Max Beckmann in New York

Painting: Max Beckmann, Selbstbildnis in blauer Jacke
Max Beckmann: Selbstbildnis in blauer Jacke, 1950
The Saint-Louis Art Museum, Bequest of Morton D. May, ⓒ VG Bild-Kunst, Bonn 2015
Special exhibition: Max Beckmann

Max Beckmann in New York

Upon his arrival at the port of New York, where Max Beckmann disembarked with his wife on 7 September 1947, the skyscrapers of Manhattan made a huge impression on him. This first stay was just a way station en route to St. Louis. Only in August 1949, after a few weeks of giving a summer course in Boulder, Colorado, did Beckmann move permanently to New York. Uncertainty regarding the extension of his contract at the art school in St. Louis had compelled him to look for other work opportunities. The Mexican painter Rufino Tamayo, whom Beckmann had met in St. Louis in 1948, had brokered a teaching position at the Brooklyn Museum Art School with the director Augustus Peck; the contract had an initial term of six years.
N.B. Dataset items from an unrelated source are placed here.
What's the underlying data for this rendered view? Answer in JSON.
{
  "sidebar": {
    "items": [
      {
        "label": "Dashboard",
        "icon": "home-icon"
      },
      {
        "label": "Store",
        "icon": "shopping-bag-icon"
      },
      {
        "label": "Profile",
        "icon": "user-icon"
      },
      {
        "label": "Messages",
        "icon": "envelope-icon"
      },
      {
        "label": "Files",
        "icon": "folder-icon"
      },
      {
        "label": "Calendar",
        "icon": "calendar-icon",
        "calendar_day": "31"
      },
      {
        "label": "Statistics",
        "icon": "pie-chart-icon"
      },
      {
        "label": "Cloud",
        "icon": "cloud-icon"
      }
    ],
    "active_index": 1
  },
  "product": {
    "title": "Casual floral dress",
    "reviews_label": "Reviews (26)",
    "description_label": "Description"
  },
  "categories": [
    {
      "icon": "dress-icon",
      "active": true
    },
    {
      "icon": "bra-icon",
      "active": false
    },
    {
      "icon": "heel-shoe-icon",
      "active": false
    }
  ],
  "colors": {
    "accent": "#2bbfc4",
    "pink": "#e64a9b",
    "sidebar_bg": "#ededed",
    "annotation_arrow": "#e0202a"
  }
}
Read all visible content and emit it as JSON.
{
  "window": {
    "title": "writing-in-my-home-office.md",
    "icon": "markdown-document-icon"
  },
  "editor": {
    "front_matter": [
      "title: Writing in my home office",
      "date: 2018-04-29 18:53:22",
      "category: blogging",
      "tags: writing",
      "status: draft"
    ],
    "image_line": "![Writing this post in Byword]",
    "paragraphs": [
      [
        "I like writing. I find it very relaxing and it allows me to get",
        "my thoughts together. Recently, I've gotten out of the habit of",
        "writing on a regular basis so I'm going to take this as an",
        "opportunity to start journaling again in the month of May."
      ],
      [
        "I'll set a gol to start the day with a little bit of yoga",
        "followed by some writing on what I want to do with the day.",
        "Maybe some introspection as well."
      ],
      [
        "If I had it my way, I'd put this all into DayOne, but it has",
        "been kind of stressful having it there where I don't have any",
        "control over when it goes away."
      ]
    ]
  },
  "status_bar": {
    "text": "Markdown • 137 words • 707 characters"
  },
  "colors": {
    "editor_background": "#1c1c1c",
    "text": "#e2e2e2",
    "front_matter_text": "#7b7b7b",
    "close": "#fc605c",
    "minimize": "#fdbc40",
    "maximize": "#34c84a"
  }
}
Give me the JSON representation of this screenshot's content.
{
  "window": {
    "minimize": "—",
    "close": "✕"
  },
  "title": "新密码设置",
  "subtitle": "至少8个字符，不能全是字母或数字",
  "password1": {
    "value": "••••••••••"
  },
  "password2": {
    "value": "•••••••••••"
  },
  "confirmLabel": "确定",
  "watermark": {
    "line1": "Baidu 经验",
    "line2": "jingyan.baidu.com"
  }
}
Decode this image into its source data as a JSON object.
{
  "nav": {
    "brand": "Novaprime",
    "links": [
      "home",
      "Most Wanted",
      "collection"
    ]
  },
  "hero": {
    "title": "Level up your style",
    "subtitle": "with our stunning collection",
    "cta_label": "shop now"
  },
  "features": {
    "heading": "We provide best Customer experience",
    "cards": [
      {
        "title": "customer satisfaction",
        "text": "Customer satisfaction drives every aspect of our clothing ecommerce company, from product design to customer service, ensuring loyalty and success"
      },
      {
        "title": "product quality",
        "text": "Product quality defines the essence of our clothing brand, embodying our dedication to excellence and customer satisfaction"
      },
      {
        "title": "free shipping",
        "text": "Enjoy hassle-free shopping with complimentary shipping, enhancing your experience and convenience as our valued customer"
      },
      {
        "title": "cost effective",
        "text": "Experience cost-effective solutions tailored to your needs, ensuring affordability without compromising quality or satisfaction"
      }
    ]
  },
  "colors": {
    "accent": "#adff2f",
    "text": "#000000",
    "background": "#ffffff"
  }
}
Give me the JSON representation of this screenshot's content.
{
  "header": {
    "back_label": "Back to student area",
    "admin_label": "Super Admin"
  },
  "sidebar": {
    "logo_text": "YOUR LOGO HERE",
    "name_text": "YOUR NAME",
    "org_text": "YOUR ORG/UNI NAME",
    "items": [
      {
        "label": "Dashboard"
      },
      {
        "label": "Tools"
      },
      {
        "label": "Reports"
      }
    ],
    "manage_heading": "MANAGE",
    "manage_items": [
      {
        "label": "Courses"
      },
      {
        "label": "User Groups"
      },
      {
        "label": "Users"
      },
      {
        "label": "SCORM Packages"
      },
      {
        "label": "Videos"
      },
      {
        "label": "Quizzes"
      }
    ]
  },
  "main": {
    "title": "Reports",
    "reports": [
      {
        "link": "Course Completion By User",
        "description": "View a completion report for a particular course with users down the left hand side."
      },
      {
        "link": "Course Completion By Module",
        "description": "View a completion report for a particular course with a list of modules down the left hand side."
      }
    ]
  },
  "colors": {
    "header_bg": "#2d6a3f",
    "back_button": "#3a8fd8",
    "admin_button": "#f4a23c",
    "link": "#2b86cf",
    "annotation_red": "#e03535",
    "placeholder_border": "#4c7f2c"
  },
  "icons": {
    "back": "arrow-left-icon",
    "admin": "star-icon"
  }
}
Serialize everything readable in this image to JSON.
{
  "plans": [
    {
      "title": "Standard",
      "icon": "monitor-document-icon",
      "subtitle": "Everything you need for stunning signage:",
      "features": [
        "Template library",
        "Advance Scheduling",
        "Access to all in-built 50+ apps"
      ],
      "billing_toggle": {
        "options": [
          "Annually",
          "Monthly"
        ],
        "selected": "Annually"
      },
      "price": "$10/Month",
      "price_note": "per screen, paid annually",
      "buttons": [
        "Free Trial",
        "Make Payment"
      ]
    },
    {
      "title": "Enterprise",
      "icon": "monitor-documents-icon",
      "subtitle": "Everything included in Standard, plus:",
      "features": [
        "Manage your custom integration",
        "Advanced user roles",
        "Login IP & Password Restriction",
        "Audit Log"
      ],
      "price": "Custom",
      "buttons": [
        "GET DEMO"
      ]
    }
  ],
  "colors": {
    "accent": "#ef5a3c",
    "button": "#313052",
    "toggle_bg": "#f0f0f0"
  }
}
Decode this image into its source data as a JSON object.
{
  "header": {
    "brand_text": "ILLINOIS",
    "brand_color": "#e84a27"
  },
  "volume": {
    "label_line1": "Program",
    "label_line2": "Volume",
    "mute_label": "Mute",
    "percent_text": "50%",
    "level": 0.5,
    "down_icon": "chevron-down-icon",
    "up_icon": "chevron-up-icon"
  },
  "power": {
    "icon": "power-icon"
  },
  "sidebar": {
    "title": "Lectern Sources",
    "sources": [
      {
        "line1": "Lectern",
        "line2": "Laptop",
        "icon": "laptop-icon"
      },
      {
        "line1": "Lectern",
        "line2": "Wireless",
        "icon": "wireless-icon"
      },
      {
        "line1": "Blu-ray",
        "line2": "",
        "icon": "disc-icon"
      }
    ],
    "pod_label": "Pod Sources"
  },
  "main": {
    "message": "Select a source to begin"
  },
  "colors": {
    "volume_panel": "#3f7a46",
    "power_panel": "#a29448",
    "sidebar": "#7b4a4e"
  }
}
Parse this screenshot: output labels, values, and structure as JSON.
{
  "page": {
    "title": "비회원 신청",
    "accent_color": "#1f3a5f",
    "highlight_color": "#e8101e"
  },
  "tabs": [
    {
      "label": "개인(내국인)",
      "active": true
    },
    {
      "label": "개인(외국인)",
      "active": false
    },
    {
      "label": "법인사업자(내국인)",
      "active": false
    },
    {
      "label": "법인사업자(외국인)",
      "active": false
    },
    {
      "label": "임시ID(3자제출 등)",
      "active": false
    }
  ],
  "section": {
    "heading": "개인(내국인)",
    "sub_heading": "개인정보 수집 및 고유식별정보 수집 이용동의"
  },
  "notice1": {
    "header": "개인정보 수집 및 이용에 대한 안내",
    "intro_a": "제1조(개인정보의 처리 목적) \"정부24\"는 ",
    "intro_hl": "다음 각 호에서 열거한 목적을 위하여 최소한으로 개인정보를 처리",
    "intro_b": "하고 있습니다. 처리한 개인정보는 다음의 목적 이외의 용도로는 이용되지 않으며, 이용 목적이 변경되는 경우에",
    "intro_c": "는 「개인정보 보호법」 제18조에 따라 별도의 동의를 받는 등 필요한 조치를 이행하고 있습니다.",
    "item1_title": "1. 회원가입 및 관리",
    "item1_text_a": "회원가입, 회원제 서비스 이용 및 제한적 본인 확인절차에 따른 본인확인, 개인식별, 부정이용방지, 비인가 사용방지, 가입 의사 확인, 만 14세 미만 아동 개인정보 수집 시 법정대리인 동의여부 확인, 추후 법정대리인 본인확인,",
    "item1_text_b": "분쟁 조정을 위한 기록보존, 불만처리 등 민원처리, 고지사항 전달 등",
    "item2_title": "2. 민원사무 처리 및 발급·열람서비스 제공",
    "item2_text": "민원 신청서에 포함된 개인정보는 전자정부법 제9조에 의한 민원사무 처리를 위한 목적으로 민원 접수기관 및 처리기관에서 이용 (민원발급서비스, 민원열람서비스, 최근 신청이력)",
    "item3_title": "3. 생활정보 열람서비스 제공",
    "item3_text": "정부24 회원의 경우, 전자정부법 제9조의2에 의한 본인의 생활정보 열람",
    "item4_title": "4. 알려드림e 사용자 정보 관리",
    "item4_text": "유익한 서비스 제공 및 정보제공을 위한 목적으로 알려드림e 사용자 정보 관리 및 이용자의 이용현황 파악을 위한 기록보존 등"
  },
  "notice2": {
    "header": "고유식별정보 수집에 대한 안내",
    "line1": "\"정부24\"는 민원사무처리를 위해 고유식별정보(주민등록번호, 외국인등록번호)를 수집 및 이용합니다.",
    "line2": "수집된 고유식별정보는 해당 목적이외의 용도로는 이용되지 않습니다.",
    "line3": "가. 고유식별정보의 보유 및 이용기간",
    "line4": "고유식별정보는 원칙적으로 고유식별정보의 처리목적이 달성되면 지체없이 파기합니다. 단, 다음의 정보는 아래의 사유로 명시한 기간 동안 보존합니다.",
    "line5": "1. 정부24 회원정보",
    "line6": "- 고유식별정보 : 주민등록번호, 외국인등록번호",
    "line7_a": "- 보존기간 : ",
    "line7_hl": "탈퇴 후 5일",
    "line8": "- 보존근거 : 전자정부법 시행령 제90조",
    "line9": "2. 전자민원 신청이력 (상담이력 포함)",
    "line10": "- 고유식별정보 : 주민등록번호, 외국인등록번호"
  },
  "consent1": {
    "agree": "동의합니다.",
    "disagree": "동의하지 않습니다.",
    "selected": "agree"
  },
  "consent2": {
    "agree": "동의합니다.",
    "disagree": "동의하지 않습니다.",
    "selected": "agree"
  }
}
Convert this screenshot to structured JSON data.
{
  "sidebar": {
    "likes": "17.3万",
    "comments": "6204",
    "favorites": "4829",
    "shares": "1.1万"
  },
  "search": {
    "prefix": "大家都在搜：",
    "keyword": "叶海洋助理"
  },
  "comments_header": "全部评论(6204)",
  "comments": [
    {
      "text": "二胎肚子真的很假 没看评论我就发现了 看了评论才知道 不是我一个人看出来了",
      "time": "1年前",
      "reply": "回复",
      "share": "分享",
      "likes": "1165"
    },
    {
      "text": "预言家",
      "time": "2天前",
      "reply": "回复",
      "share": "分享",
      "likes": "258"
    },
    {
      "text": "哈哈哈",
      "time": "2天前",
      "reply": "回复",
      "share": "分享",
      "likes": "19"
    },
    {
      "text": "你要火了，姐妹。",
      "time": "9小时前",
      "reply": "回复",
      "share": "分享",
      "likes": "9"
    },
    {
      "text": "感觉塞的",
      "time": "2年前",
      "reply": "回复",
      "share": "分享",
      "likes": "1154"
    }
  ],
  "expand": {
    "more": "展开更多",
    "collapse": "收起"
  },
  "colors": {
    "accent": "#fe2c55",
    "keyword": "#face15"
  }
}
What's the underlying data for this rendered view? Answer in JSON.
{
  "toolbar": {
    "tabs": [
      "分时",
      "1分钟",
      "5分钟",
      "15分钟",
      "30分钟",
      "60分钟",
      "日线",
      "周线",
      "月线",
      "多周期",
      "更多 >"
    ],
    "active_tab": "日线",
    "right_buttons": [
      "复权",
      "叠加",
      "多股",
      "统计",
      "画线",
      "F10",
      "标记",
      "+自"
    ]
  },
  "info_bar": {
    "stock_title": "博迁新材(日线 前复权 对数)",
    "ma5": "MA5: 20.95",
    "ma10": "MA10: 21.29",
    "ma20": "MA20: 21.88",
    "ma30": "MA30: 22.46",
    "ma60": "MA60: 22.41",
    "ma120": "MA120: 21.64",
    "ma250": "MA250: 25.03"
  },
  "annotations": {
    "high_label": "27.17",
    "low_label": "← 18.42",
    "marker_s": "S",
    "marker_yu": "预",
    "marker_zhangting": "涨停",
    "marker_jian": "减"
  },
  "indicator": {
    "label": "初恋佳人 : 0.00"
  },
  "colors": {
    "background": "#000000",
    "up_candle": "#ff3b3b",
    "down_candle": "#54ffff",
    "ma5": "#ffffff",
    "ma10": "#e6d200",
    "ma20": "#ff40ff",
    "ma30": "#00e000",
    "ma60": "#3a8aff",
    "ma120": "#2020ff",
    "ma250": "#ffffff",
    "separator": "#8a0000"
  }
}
The opportunities that the metropolis of New York had to offer were important to Beckmann, who had always preferred big cities to the countryside and smaller cities. World-renowned museums, cosmopolitan hotels, bars, circus, cinema, but also the expanses of Central Park and the rivers combined to form a perfect mix for the painter. Friends and acquaintances – some new, some from way back – lived here and did what they could for Beckmann, first and foremost the gallery owner Curt Valentin, who put on the first post-War exhibition with works by the painter in November 1946.  In October 1949, Valentin sold Beckmann's triptych Beginning before the exhibition even began. The Carnegie Institute's first place award, which he received at the same time for his painting Fischerinnen [Fisherwomen], marked another important success in the new world. In spite of all the outward changes in his life, his view of the world, as he put it in a letter to Benno Reifenberg in 1949, had not changed since his Frankfurt years.

Twice a week the painter taught at the art school of the Brooklyn Art Museum, soon without the help of his wife, who sometimes assisted him as an interpreter. For a time he also taught at a private academy, the American Art School in New York. Beckmann used rooms in his flats on 19th Street and, after May 1950, on 69th Street in Manhattan as studio space.

The Korean crisis thwarted fresh plans to travel to Germany, which Beckmann had not visited since leaving the country in July 1937. He died of a heart attack on 27 December 1950 while on the way to an exhibition at the Metropolitan Museum of Art at the corner of 69th Street and Central Park West.